The way and manner the disgraced former President swore himself in, after getting the Constitutional Council to smuggle him in by the narrowest of margins, clearly demonstrates that Gbagbo did not get the mandate of the people.

Suddenly, we are being told that Allassan Ouattara did not qualify to stand for the elections, and that he was allowed to contest by Laurent Gbagbo. On what basis did Gbagbo allow him to contest?  Was Gbagbo the Electoral Commissioner?

It looks like there is a subtle attempt, marshaled by the administration of Prof. John Evans Atta Mills, to make Gbagbo acceptable to the international community, through the backdoor.

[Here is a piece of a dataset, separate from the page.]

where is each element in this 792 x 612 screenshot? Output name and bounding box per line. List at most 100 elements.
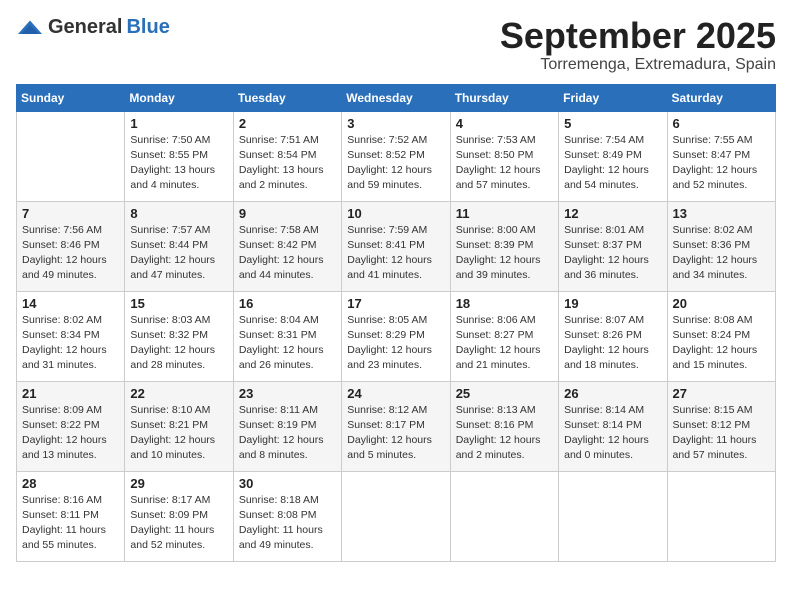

Tongues are wagging that Gbagbo, who claims socialist credentials, contributed to the campaign fund of President John Evans Atta Mills. The Chronicle is not bothered about whether or not money did change hands between the Ivorian leader and the present occupant of Government House. That could be a secret shared only by the two leaders. But, we are seriously worried about the attempts to drag the name of Ghana through the Ivorian mess.

It looks like this nation is dragging its internationally accepted democratic credentials into the mess in Cote d'Ivoire to bail out the socialist head. Gbagbo has clearly lost the nod of his people to lead them. When the former History Professor  initially won a five-year mandate to lead our western neighbours, Gbagbo was given a five-year term.

It took him 10 years to face his people at the polls once more. Five more years added to his term was completely his mandate, but the international community bought that idea, as a result of the civil conflict that engulfed the nation.

Ten years in the life of any Presidency is enough for any democrat to execute his or her programme. There cannot be any moral right for anybody to extend the life of Gbagbo's Presidency, under the guise of dialogue or power-sharing. Why would the incumbent call for power-sharing, if indeed, Gbagbo had won the election?

After the mess leading to the ban of this nation from international sports by the International Olympic Committee, the least the fumbling Atta-Mills administration could do to restrict the damage to our reputation, is to stop flagging the Gbagbo hegemony.

Socialism does not mean that a leader rejected by his people should be forced upon them. Gbagbo is a man whose time has passed. He cannot be part of the equation in charting a new course for La Cote d'Ivoire!